Written by Tom Ewer on 07 May 2014
As the most popular and powerful online professional network, with over 300 million members around the world, LinkedIn is arguably the best place online to build a portfolio of professional contacts and connect with like-minded professionals.
The site has a simple mission: to get the world's professionals connected in the interests of success and productivity. And there are plenty of success stories which have LinkedIn to thank to at least some degree.
But not everyone is making the most out of LinkedIn, and there are many who let opportunities go wasted. In this guide I shall walk you through the process of finding new clients on LinkedIn and provide you with some helpful advice on making the most out of this service.
Searching With LinkedIn
In the first case we shall assume that you know the person/company you want to reach out to, which makes things very easy. All you have to do is search for the name/company on any LinkedIn page, and if they are registered, they will appear. The amount of profile information available to you will depend on their privacy settings.
But what if you don't have a specific name or company to search for?
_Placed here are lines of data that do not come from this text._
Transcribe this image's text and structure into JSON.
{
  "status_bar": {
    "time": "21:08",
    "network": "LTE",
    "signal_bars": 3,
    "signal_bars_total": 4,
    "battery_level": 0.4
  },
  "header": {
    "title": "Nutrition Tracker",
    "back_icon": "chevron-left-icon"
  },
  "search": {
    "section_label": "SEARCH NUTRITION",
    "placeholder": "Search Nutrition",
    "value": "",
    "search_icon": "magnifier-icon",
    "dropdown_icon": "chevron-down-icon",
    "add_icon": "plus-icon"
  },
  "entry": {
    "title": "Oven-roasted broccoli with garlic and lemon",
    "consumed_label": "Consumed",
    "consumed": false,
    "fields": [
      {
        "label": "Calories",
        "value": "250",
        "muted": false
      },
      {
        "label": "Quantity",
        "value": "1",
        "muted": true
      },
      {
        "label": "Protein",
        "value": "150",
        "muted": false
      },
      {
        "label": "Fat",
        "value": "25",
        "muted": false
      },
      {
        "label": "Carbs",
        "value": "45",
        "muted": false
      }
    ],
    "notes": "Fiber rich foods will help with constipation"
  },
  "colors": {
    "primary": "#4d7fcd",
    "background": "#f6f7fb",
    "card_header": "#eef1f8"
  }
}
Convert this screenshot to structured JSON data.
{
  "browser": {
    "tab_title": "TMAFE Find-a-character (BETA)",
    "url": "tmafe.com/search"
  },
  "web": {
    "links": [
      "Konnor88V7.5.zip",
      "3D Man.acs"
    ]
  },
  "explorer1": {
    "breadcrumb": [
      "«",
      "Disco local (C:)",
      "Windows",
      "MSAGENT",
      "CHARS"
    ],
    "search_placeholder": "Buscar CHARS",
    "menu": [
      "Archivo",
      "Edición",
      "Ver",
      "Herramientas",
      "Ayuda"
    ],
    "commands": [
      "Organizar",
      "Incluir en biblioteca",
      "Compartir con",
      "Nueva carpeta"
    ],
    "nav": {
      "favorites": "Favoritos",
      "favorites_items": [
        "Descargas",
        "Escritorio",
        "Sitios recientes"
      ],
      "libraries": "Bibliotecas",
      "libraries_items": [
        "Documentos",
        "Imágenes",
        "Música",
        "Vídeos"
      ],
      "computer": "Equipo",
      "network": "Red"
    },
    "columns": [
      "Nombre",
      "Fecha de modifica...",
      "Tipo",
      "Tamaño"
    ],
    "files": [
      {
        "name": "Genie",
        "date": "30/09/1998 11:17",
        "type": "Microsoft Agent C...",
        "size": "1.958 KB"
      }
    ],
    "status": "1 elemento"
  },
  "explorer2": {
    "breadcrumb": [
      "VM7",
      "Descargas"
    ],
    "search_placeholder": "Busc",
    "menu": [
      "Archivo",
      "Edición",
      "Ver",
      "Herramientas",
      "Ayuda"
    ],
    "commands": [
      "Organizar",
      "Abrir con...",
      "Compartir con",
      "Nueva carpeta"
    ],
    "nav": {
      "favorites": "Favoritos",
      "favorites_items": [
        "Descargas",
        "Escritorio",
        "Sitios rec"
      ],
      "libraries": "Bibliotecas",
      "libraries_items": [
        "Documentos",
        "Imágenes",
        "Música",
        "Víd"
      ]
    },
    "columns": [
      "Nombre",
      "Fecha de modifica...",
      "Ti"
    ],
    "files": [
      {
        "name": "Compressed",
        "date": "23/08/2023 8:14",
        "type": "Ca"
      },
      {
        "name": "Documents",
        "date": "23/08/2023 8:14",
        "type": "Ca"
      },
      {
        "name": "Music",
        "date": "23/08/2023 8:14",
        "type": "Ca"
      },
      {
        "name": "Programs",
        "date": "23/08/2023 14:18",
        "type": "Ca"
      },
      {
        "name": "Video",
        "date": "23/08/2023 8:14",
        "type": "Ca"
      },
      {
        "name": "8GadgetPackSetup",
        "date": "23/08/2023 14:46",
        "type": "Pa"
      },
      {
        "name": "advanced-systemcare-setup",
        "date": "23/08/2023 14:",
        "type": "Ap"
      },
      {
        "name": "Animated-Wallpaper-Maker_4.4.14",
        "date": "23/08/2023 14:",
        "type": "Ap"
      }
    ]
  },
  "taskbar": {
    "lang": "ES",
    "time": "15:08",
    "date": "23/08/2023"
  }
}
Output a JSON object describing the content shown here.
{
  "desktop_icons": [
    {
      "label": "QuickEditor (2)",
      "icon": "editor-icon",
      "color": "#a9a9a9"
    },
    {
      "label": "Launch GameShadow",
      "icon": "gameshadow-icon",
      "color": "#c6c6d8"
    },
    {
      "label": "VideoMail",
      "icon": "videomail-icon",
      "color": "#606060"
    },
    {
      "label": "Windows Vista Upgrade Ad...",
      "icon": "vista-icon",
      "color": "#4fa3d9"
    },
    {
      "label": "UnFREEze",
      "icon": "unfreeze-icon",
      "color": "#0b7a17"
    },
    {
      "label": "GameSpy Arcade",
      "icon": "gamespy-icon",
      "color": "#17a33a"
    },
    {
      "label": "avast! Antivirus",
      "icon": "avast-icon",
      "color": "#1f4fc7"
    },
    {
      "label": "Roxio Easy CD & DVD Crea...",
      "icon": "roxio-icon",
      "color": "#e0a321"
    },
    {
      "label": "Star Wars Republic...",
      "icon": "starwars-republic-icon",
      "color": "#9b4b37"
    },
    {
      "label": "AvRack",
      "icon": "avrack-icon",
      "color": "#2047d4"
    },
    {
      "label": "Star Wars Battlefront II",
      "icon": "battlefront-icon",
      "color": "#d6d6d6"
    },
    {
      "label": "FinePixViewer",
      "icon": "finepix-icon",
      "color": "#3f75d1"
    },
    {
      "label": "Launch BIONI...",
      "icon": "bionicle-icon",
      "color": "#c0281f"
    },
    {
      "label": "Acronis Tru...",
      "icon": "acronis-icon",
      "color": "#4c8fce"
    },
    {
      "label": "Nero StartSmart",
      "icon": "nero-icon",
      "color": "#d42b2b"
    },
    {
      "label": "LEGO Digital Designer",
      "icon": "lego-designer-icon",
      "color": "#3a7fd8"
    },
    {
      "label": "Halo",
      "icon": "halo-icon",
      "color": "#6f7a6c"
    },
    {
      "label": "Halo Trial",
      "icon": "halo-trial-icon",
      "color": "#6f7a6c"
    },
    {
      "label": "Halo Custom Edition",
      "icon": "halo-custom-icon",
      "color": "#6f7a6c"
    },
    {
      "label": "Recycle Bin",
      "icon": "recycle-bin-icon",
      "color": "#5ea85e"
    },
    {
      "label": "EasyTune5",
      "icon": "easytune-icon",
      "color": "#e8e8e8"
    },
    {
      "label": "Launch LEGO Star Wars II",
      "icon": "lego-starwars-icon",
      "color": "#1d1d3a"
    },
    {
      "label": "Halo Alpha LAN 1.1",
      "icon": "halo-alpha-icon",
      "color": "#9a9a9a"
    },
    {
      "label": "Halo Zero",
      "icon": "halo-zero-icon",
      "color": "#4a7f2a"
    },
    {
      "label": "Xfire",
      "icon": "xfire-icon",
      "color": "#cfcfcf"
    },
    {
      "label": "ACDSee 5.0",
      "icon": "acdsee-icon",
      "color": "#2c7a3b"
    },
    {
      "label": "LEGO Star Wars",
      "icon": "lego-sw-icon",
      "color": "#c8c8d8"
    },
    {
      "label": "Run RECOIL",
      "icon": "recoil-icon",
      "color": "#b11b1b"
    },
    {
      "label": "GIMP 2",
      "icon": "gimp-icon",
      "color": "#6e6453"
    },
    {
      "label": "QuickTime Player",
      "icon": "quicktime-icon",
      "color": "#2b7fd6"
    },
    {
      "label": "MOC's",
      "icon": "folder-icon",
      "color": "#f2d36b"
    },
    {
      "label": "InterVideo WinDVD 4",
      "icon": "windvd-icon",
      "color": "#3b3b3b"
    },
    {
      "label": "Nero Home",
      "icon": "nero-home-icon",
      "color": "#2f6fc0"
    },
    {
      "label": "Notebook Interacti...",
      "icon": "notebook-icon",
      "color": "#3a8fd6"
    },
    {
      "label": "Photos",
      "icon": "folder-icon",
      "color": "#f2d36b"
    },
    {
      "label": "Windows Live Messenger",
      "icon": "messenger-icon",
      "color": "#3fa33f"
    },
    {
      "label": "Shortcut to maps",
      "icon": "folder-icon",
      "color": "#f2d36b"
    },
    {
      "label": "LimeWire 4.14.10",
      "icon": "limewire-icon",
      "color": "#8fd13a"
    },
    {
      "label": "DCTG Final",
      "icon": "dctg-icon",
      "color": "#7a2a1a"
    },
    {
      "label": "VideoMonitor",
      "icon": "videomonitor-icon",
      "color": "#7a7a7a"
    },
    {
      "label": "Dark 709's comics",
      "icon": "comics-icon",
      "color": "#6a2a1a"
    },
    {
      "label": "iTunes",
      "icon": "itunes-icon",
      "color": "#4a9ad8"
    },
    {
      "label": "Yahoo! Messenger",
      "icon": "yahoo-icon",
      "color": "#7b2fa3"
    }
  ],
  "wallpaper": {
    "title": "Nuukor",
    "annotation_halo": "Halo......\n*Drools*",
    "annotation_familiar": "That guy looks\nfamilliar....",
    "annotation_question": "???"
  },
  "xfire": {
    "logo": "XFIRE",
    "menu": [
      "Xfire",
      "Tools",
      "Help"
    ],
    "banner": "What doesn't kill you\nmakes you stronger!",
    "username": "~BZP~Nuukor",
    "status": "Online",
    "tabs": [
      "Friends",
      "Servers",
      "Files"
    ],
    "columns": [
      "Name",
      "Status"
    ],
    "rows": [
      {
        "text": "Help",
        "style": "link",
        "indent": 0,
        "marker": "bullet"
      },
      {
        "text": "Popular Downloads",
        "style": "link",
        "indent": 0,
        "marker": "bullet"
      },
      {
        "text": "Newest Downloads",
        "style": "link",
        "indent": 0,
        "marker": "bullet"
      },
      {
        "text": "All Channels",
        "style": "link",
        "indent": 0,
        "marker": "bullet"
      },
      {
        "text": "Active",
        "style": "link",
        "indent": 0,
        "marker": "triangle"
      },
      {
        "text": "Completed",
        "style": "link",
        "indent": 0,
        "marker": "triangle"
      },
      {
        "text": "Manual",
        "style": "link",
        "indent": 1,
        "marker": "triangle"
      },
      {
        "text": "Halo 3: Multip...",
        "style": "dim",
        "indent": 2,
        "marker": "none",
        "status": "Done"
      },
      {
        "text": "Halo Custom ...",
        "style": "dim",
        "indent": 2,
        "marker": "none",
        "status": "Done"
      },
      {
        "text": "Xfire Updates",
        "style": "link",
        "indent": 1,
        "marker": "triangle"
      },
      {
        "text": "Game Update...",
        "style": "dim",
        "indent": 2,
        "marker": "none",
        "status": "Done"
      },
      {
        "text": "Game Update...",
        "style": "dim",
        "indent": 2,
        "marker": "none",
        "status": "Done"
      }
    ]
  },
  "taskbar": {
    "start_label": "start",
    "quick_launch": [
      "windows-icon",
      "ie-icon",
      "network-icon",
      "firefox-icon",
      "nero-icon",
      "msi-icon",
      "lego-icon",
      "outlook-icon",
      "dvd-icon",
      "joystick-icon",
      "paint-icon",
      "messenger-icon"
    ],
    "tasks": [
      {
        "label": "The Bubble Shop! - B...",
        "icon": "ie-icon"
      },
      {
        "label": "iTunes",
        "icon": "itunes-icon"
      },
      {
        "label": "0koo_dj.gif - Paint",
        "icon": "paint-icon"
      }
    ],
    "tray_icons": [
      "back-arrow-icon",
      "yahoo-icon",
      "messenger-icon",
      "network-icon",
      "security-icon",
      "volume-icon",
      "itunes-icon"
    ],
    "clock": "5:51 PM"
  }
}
This is no problem, as LinkedIn offers good tools for prospective searching. In fact, LinkedIn’s search functionality is one of the best things about it.
The important thing here is to know how to search effectively. The following tips will help:
- Search for job roles, skills and anything else that relates to your work.
- Search for agencies as well as individuals.
- Use advanced search settings. These really help you to be specific and get back results that are actually useful.
- Make use of Boolean search operators to sort the relevant matches from the irrelevant matches.
LinkedIn Groups offer an excellent way to get connected to clients and people who share the same professional interests, and there are loads and loads of them. Search from the search bar or the ‘Groups You May Like’ page.
Finding new client is the easy part – connecting with them is harder.
One option is to send an invitation to connect with you. If they accept your invitation, you will become 1st-degree connections and you will both have access to each other's profiles and be able to send messages.
The snag here is that you will need the recipient’s email address in order to send an invitation to connect.
Once you have a 1st-degree network, you can then use the free ‘Introductions’ feature to introduce yourself to users who are 2 or 3 degrees away from you, by requesting an introduction from one of your connections. This method of finding new clients on LinkedIn is usually successful, because the recipient will see that you both have a user in common. What you do need however is a reliable 1st degree connection and the ability to give a good first impression.
If you can't find the email address and you don't have the right (or enough) 1st degree connections with which to send introductions to connect, you should go with InMail. InMail is a powerful tool that lets you directly contact members that you are not connected to, but you must use your InMails wisely because you only get a limited amount each month (you have to pay for them if you have a basic account).
If you want to remain anonymous when browsing profiles, head to the Privacy & Settings page. Unless you check the anonymous setting, other people will be able to find you through their "Who's Viewed Your Profile?" page.
It is very useful to set up a detailed, CV-style account before you begin searching. LinkedIn offers lots of tools that help you branch out and get connected, and these work at their best when you have a comprehensive profile. Of course, a comprehensive profile is also good for your exposure.
Let Other Clients Find You
Don't forget – ensuring that people can find you is just as important as knowing how to effectively find new clients, because you never know when that perfect opportunity will come knocking. The best way to open yourself up to good prospects is to create a strong and dependable network of users in your professional field, and to optimise your profile page for searches. I would highly recommend searching online for advice and tips on improving your LinkedIn page.